Why this should matter to you
AllatRa rebrands at lightning speed and hunts for prestige; in spring 2024, its envoys secured a brief audience with Pope Francis. Months later, the group hired a US lobbyist to charm Congress. VSquare tracked 275 connected social‑media accounts that had pumped out 83,000+ videos to a cumulative two billion views.
If you think AllatRa isn’t in your feed, you may just not have noticed.
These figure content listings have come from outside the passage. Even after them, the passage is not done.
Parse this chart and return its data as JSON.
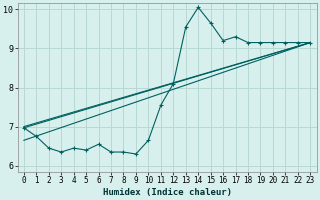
{
  "xlabel": "Humidex (Indice chaleur)",
  "bg_color": "#d8f0ed",
  "grid_color": "#b8d8d4",
  "line_color": "#006060",
  "xlim": [
    -0.5,
    23.5
  ],
  "ylim": [
    5.85,
    10.15
  ],
  "yticks": [
    6,
    7,
    8,
    9,
    10
  ],
  "xticks": [
    0,
    1,
    2,
    3,
    4,
    5,
    6,
    7,
    8,
    9,
    10,
    11,
    12,
    13,
    14,
    15,
    16,
    17,
    18,
    19,
    20,
    21,
    22,
    23
  ],
  "main_x": [
    0,
    1,
    2,
    3,
    4,
    5,
    6,
    7,
    8,
    9,
    10,
    11,
    12,
    13,
    14,
    15,
    16,
    17,
    18,
    19,
    20,
    21,
    22,
    23
  ],
  "main_y": [
    6.97,
    6.75,
    6.45,
    6.35,
    6.45,
    6.4,
    6.55,
    6.35,
    6.35,
    6.3,
    6.65,
    7.55,
    8.1,
    9.55,
    10.05,
    9.65,
    9.2,
    9.3,
    9.15,
    9.15,
    9.15,
    9.15,
    9.15,
    9.15
  ],
  "trend1_x": [
    0,
    23
  ],
  "trend1_y": [
    6.97,
    9.15
  ],
  "trend2_x": [
    0,
    23
  ],
  "trend2_y": [
    7.0,
    9.15
  ],
  "trend3_x": [
    0,
    23
  ],
  "trend3_y": [
    6.65,
    9.15
  ]
}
It deploys the classic firehose of falsehood; flood audiences with so many “alternative facts” that certainty itself erodes.
AllatRa blends spirituality, volunteer glamour and utopian pledges – but beneath the glow sit pro‑Kremlin narratives, opaque finances and active lobbying. Critical thinking – finding the source, verifying the context, asking awkward questions – is the best immunisation against such hybrid movements.
References
- Ciroková, K. (2025, May 7). Poslanec otevřel dveře Sněmovny proruské sektě. „Nemohu je kádrovat,“ říká. Seznam Zprávy.
- Demšar, S., Kopecká, M., Kiripolská, K., Morozova, A., & Flis, D. (2024, October 23). Climate disinformation peddlers target the Vatican and US Congress. VSquare.
- International Federation of Journalists. (2024, October 18). Slovakia: Two journalists investigated for their work on sectarianism and cults.
- Korniienko, Y., Mikula, V., Yushchenko, I., & Nabozhniak, O. (2023, December 6). Unravelling AllatRa’s operations: Use of offshore companies in Cyprus, connections to Russia. Slidstvo.info.
- Security Service of Ukraine. (2023, November 2). SBU exposes leaders of pseudo‑religious cult AllatRa for anti‑Ukrainian activities. Interfax‑Ukraine.